Cook discounts Short snub

The Government took action yesterday to quash the idea that Clare Short had been sidelined in the handling of the Montserrat crisis. Asked if she felt "snubbed" by the setting up of a new cross-departmental committee on the island's problems, Ms Short replied: "No, I don't."

Downing Street had already rejected suggestions that the Foreign Secretary, Robin Cook, had in effect taken charge of the Montserrat crisis. However, it was Mr Cook who made a statement after the meeting of the interdepartmental Montserrat Action Group - in which he, too, denied any move to downgrade Ms Short's role.

"I and other Cabinet colleagues fully support the plan put together by my colleague Clare Short to ensure that the people of Montserrat have choices," he said.

The real mystery is why the Montserrat Action Group has only just been created; and why Ms Short had apparently taken the lead on a policy issue which falls mainly within the remit of the Foreign and Commonwealth Office, not her Department of International Development. The Government's shoddy handling of the Montserrat crisis hinges on poor co-ordination, poor communications and lack of understanding of the issues involved, according to diplomats and Caribbean sources in London.

Far from blaming Ms Short, most point to a failure in the government machinery as a whole. The episode points to a lack of experience in foreign affairs among the new Cabinet, they say. It has alarmed other Dependent Territories, since until yesterday nobody had taken effective charge. "God knows what would happen if there were another Falklands crisis," said one.
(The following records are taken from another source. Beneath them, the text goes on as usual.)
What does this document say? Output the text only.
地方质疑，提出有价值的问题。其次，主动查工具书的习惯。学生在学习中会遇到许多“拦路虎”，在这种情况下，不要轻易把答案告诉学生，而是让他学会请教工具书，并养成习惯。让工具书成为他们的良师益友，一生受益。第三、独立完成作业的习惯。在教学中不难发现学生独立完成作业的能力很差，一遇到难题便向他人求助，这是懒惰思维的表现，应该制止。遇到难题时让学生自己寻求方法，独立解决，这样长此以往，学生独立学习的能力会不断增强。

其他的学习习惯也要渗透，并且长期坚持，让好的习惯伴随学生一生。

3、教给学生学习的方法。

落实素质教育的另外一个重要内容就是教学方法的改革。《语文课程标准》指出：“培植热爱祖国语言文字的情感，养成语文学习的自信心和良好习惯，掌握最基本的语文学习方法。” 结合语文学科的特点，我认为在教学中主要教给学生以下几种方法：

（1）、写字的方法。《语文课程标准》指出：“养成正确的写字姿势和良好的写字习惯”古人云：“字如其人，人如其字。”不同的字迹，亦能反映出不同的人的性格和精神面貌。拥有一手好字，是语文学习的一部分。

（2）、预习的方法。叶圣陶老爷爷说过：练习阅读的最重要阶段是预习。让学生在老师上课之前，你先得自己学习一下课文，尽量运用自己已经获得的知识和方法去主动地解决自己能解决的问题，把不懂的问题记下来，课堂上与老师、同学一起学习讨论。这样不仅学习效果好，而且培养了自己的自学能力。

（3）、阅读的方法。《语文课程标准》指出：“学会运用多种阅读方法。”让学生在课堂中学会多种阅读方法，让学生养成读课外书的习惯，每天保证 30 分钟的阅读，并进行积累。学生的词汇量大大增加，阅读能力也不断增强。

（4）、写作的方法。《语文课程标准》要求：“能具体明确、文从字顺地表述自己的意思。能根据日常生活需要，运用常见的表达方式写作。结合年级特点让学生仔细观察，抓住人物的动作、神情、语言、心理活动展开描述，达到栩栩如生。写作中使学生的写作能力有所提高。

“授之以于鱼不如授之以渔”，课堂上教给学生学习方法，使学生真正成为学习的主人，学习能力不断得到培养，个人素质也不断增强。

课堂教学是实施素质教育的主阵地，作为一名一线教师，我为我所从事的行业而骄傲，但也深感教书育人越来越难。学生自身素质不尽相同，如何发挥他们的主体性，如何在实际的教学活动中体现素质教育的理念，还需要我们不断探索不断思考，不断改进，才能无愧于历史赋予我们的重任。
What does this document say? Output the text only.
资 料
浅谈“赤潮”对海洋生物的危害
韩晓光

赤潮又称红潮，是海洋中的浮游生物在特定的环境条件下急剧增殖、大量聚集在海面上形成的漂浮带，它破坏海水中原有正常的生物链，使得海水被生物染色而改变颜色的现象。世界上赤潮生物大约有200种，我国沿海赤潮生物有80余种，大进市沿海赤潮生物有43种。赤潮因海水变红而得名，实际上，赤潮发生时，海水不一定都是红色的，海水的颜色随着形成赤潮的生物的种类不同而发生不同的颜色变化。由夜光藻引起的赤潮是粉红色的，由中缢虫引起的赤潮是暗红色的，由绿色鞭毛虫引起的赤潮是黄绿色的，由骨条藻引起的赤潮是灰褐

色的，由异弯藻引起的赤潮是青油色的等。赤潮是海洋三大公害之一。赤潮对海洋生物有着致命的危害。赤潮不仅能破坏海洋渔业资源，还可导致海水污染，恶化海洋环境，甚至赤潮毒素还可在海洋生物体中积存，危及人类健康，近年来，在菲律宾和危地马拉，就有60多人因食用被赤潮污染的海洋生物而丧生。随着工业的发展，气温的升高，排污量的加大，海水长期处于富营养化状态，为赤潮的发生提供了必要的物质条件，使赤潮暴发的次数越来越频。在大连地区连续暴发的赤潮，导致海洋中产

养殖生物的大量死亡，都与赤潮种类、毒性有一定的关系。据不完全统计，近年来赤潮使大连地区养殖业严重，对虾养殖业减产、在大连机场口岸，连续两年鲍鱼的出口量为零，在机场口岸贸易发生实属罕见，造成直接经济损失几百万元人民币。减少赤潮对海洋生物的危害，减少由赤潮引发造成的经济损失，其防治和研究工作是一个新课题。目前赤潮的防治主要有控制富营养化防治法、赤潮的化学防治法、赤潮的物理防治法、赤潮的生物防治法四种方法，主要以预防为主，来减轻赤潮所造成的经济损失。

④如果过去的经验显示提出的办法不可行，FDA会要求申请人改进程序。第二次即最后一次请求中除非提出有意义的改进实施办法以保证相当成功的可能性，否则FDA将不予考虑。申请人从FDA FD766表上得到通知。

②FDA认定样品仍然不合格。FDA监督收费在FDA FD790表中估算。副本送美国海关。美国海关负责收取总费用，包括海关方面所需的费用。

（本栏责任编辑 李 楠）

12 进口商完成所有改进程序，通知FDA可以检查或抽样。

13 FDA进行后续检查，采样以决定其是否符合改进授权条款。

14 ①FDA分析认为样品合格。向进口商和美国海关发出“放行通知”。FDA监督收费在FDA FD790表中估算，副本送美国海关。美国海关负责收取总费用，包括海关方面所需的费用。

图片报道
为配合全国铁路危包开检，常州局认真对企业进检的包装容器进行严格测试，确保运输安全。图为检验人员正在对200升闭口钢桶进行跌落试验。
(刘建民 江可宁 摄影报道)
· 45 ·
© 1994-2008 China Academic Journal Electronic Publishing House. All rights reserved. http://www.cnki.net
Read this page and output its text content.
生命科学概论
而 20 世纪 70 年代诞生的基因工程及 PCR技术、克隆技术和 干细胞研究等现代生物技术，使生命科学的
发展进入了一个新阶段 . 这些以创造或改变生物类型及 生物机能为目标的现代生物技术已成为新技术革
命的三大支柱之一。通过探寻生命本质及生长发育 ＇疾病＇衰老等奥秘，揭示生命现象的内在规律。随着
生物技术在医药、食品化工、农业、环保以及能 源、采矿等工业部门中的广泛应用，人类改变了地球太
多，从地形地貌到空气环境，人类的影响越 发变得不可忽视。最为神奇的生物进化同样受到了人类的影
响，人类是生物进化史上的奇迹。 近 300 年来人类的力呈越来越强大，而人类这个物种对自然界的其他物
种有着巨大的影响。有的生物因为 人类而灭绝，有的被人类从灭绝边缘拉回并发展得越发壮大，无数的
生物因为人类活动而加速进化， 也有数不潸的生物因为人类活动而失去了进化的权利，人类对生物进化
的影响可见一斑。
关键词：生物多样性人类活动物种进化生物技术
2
The Dependent Territories, scattered in Europe, the Caribbean, the Atlantic, Indian Ocean and Pacific, are what remains of the British Empire. None can be or wants to be independent. They are ruled by a British-appointed governor, in tandem with a locally-chosen government. The Foreign Office has the lead responsibility for the DTs, and Baroness Symons is the minister in charge of those in the Caribbean. She is on holiday.

Ms Short, as Secretary of State for International Development, became involved only because of the island's need for emergency aid, which falls under her department. It is uncertain why she was allowed by the Whitehall apparatus to become the de facto lead minister on the issue.

However, poor communication was only one aspect of the crisis. Co-ordination between the different departments also seems to have been very weak.

There is a Royal Navy destroyer off the coast of the island; some Montserratians have come to Britain, and emergency changes have been made to rules regarding social security payments and work permits. And, of course, money is involved. So co-ordination has been required between the FCO, Ministry of Defence, Treasury, Home Office and Department of Social Security. So far this has taken place on an ad hoc basis, and seems to have been inadequate.

Until this Government took office, the Department for International Development was called the Overseas Development Agency, and was part of the Foreign Office. It was headed by a Foreign Office minister. Now that it is separate, co-ordination between the FCO and ODA seems to have deteriorated.

The lack of co-ordination from the new government seems to reflect its lack of focus on or experience of foreign policy issues; and its lack of historical memory.